Esad sıkı sıkıya sarıldığı iktidarını 19 yıl boyunca kimseye kaptırmadı. Son yıllarda dış dünyaya daha çok açılan Esad, ülkedeki özel girişimi alevi azınlığı gözeterek desteklemeye başlamıştı.Geçen yıl İsrail'le de barış görüşmelerine başlayan Esad ölümünden önce ortadoğu barışına yakın politikalar üretiyordu. Esad kendisinden sonra iktidara geçmesini istediği büyük oğlunu yıllarca iyi bir eğitimle yetiştirmişti, ancak veliaht oğul bir trafik kazasında hayatını kaybetti. Bu kazanın ardından Esad'ın umutsuzluğa kapıldığı ve bunalıma girdiği yorumları yapılıyordu.
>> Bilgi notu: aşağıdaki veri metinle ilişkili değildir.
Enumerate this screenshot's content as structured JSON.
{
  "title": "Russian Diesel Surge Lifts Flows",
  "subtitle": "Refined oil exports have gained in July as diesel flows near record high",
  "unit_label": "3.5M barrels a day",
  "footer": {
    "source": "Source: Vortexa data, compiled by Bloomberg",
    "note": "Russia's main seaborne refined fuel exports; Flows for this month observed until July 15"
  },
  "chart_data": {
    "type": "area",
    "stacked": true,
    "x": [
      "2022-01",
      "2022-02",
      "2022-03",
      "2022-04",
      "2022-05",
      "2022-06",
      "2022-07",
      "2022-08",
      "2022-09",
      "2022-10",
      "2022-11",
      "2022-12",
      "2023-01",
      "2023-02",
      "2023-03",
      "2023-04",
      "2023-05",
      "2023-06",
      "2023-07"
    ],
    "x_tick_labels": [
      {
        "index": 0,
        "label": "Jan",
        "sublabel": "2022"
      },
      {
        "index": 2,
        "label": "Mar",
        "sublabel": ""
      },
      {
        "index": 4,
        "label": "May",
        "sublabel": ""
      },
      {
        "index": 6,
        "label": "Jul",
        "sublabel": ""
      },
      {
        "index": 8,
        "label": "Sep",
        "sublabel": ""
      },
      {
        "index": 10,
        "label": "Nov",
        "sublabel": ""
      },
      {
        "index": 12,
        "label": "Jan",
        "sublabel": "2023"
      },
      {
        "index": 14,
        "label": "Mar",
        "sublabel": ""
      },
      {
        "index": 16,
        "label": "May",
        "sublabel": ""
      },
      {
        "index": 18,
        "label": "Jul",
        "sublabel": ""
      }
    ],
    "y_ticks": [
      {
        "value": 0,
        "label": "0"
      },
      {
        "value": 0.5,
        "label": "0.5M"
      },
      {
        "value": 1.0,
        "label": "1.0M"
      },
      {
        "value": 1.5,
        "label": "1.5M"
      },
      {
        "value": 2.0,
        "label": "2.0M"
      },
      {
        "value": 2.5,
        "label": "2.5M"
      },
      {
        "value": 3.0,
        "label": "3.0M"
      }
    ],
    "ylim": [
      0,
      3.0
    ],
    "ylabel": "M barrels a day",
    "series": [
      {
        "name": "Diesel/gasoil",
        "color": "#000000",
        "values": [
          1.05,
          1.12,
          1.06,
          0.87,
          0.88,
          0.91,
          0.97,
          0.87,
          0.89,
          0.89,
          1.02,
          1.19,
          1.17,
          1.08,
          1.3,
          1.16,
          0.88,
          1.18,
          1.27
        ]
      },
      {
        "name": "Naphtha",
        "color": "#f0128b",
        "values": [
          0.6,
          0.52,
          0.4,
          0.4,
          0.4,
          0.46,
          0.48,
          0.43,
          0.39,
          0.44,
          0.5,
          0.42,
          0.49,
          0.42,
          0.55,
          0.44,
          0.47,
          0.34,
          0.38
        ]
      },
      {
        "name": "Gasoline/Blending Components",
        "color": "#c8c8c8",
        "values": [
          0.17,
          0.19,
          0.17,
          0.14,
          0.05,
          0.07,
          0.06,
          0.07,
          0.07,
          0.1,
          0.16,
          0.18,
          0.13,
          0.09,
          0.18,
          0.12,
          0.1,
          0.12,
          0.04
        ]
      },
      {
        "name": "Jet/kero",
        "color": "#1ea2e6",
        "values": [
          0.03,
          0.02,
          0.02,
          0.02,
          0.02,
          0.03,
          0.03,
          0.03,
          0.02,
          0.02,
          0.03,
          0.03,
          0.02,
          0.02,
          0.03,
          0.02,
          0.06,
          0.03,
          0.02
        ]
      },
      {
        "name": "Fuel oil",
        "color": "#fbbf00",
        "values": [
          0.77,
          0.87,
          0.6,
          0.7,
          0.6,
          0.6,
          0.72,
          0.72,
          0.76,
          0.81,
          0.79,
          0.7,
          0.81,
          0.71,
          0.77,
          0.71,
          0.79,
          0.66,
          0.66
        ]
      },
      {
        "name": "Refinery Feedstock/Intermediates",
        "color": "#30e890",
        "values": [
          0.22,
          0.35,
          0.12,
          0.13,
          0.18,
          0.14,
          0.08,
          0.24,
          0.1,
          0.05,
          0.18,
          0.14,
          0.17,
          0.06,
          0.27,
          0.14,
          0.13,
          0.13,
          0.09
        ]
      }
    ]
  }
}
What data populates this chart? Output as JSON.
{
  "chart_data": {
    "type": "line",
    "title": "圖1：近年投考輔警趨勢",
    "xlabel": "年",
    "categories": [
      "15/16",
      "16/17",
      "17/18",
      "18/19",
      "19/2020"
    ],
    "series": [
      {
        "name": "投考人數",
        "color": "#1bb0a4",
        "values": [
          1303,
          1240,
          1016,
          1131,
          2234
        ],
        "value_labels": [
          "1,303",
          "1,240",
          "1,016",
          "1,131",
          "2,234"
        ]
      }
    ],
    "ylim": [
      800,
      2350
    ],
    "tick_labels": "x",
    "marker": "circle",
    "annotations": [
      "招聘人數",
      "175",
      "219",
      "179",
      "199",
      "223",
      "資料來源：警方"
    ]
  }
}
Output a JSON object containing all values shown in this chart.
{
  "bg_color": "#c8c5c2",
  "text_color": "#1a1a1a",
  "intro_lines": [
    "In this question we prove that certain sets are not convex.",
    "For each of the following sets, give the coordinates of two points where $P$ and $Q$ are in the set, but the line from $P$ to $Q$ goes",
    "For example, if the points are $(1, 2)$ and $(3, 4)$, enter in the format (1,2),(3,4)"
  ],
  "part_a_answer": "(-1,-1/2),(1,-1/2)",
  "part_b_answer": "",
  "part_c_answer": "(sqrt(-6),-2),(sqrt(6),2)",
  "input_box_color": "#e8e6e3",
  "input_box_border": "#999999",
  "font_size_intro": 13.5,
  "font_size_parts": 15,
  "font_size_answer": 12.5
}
Akciğer kanserine yakalanan Esad 10 Haziran 2000 tarihinde Şam'da öldü.
HAKKINDA YAZILANLAR
Esad Şam'ın Sfenksi Moshe Ma’oz Akademi Yayınları
"Onun bakanları arasında şöyle bir söz vardır: "Başkan, her zaman masanızın arkasında bekliyor!" Bir amir olarak Esad, oldukça ukala ve kabadır... kendisini hor görenleri kesinlikle bağışlamaz... bağımsız görüş açıları ve yolları olanları, yönetimini tehlikeye sokabilecek, kişiliğini gölgede bırakacak derecede hırslı ve zeki olanlara da asla tahammül edemez. Bu özelliklere sahip olanlar önemsiz mevkilere getirilir, tutuklanır ya da idam edilir." "Teröre karşı koymak için Esad, vahşi bir karşı-teröre, rasgele tutuklamalara, dövmeye, işkenceye, şüphelilerin barındığı düşünülen binaları yerlebir etmeye, sanıkların ailelerine karşı misillemelere... toplu öldürmelere başvuruyor..." "Esad'ın taburları isyanı kanlı ve yakıp yıkarak bastırdı: Şehrin çeşitli kesimleri; camiler, kiliseler ağır top ateşi ile yıkıldı; on bin ile otuz bin arasında insan, kadın, çocuk ayrımı yapılmadan öldürüldü; kadınların ırzına geçildi, malları yağmalandı."